Und, wie schon erwähnt: eine ausführliche Medienbegleitung, die dem "Neuen," dem Anklagend-Rebellischen gegen alles "Spießertum" ein Echo bei genau diesen verachteten Spießern verschafft. (Anhand oben aufgezählten Bestimmungsmerkmale läßt sich recht gut eine Unterscheidung zu den "üblichen" Künstlerzirkeln treffen: der "Bloomsbury-Kreis" um Virginia Woolf zählt so wenig dazu wie die Partygirls um Anais Nin. Hingegen darf man sowohl Frank Lloyd Wrights Architektenschule in Taos im amerikanischen New Mexico und Ayn Rands andächtig lauschende Jüngerschaft dazurechnen - bevor sie exkommuniziert wurden.)

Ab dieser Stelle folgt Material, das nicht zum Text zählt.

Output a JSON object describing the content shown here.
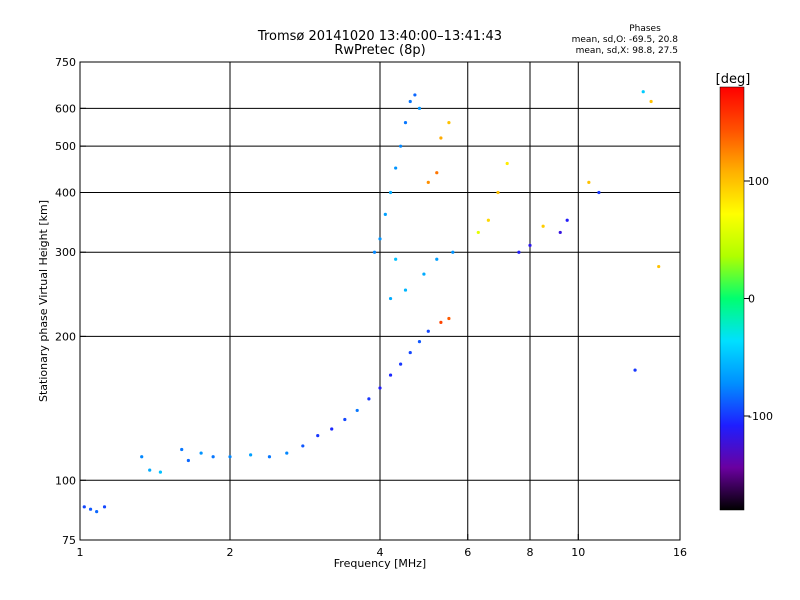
{
  "chart_data": {
    "type": "scatter",
    "title": "Tromsø 20141020 13:40:00–13:41:43",
    "subtitle": "RwPretec (8p)",
    "stats": {
      "heading": "Phases",
      "line1": "mean, sd,O: -69.5, 20.8",
      "line2": "mean, sd,X:  98.8, 27.5"
    },
    "xlabel": "Frequency [MHz]",
    "ylabel": "Stationary phase Virtual Height [km]",
    "x_scale": "log",
    "y_scale": "log",
    "xlim": [
      1,
      16
    ],
    "ylim": [
      75,
      750
    ],
    "x_ticks": [
      1,
      2,
      4,
      6,
      8,
      10,
      16
    ],
    "y_ticks": [
      75,
      100,
      200,
      300,
      400,
      500,
      600,
      750
    ],
    "grid_x": [
      2,
      4,
      6,
      8,
      10
    ],
    "grid_y": [
      100,
      200,
      300,
      400,
      500,
      600
    ],
    "grid": true,
    "colorbar": {
      "label": "[deg]",
      "range": [
        -180,
        180
      ],
      "ticks": [
        100,
        0,
        -100
      ]
    },
    "colormap": [
      "#000000",
      "#6a00a0",
      "#1e1eff",
      "#0090ff",
      "#00e0ff",
      "#00ff70",
      "#b0ff00",
      "#ffff00",
      "#ffb000",
      "#ff5000",
      "#ff0000"
    ],
    "series": [
      {
        "points": [
          [
            1.02,
            88,
            -95
          ],
          [
            1.05,
            87,
            -90
          ],
          [
            1.08,
            86,
            -85
          ],
          [
            1.12,
            88,
            -95
          ],
          [
            1.33,
            112,
            -75
          ],
          [
            1.38,
            105,
            -60
          ],
          [
            1.45,
            104,
            -50
          ],
          [
            1.6,
            116,
            -80
          ],
          [
            1.65,
            110,
            -85
          ],
          [
            1.75,
            114,
            -70
          ],
          [
            1.85,
            112,
            -80
          ],
          [
            2.0,
            112,
            -75
          ],
          [
            2.2,
            113,
            -65
          ],
          [
            2.4,
            112,
            -80
          ],
          [
            2.6,
            114,
            -75
          ],
          [
            2.8,
            118,
            -90
          ],
          [
            3.0,
            124,
            -100
          ],
          [
            3.2,
            128,
            -105
          ],
          [
            3.4,
            134,
            -95
          ],
          [
            3.6,
            140,
            -80
          ],
          [
            3.8,
            148,
            -100
          ],
          [
            4.0,
            156,
            -110
          ],
          [
            4.2,
            166,
            -105
          ],
          [
            4.4,
            175,
            -100
          ],
          [
            4.6,
            185,
            -95
          ],
          [
            4.8,
            195,
            -90
          ],
          [
            5.0,
            205,
            -95
          ],
          [
            5.3,
            214,
            150
          ],
          [
            5.5,
            218,
            140
          ]
        ]
      },
      {
        "points": [
          [
            3.9,
            300,
            -75
          ],
          [
            4.0,
            320,
            -70
          ],
          [
            4.1,
            360,
            -65
          ],
          [
            4.2,
            400,
            -60
          ],
          [
            4.3,
            450,
            -70
          ],
          [
            4.4,
            500,
            -75
          ],
          [
            4.5,
            560,
            -80
          ],
          [
            4.6,
            620,
            -80
          ],
          [
            4.7,
            640,
            -85
          ],
          [
            4.8,
            600,
            -70
          ],
          [
            4.2,
            240,
            -60
          ],
          [
            4.5,
            250,
            -55
          ],
          [
            4.9,
            270,
            -60
          ],
          [
            5.2,
            290,
            -65
          ],
          [
            5.6,
            300,
            -70
          ],
          [
            4.3,
            290,
            -50
          ]
        ]
      },
      {
        "points": [
          [
            5.0,
            420,
            120
          ],
          [
            5.2,
            440,
            130
          ],
          [
            5.3,
            520,
            110
          ],
          [
            5.5,
            560,
            100
          ],
          [
            6.3,
            330,
            60
          ],
          [
            6.6,
            350,
            90
          ],
          [
            6.9,
            400,
            100
          ],
          [
            7.2,
            460,
            80
          ],
          [
            7.6,
            300,
            -110
          ],
          [
            8.0,
            310,
            -115
          ],
          [
            8.5,
            340,
            95
          ],
          [
            9.2,
            330,
            -120
          ],
          [
            9.5,
            350,
            -110
          ],
          [
            10.5,
            420,
            100
          ],
          [
            11.0,
            400,
            -100
          ],
          [
            13.0,
            170,
            -100
          ],
          [
            13.5,
            650,
            -45
          ],
          [
            14.0,
            620,
            100
          ],
          [
            14.5,
            280,
            100
          ]
        ]
      }
    ]
  }
}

Typisch sind auch die kurze Lebenszeit dieser Bewegungen: sie gleichen Meteoren, die grell aufflammen und spurlos verlöschen, wenn sie ihre Leuchtspur über das mediale Firmament gezogen haben. Sei es, weil die Gruppen an ihren inneren Widersprüchen zerfallen, sei es, weil der politische Progressivismus die anarchische Ungebundenheit torpediert; sei es, weil Themenwahl und Verfahren alsbald in leere Wiederholung münden. Der Surrealismus verlor seinen Kern, als Breton sich um 1930 zum Parteigänger des stalinistischen Sozialismus wandelte (was zum Bruch mit seinem Mitgründer Soupault führte); der Futurismus, dem Marinetti das Motto "Noi vogliamo glorificare la guerra - sola igiene del mondo - il militarismo, il patriottismo, il gesto distruttore" vorgegeben hatte, verendete auf den Schlachtfeldern des Isonzo; der Cyberpunk à la "Neuromancer" fand sein Ende, als Computerspiele wie Myst und SimCity die Ästhetik der "Schwarzen Serie" im Reich der Bits und Bytes ersetzten. Zwar mögen die Protagonisten noch weiterhin auf bewährte Weise in ihrem Winkel werkeln - Salvador Dalí pflegte das Markenzeichen "Dalí" ja noch bis zu seinem Tod im Jahr des Mauerfalls. aber sie werden zu Kuriosa; nicht zur Speerspitze des Neuen.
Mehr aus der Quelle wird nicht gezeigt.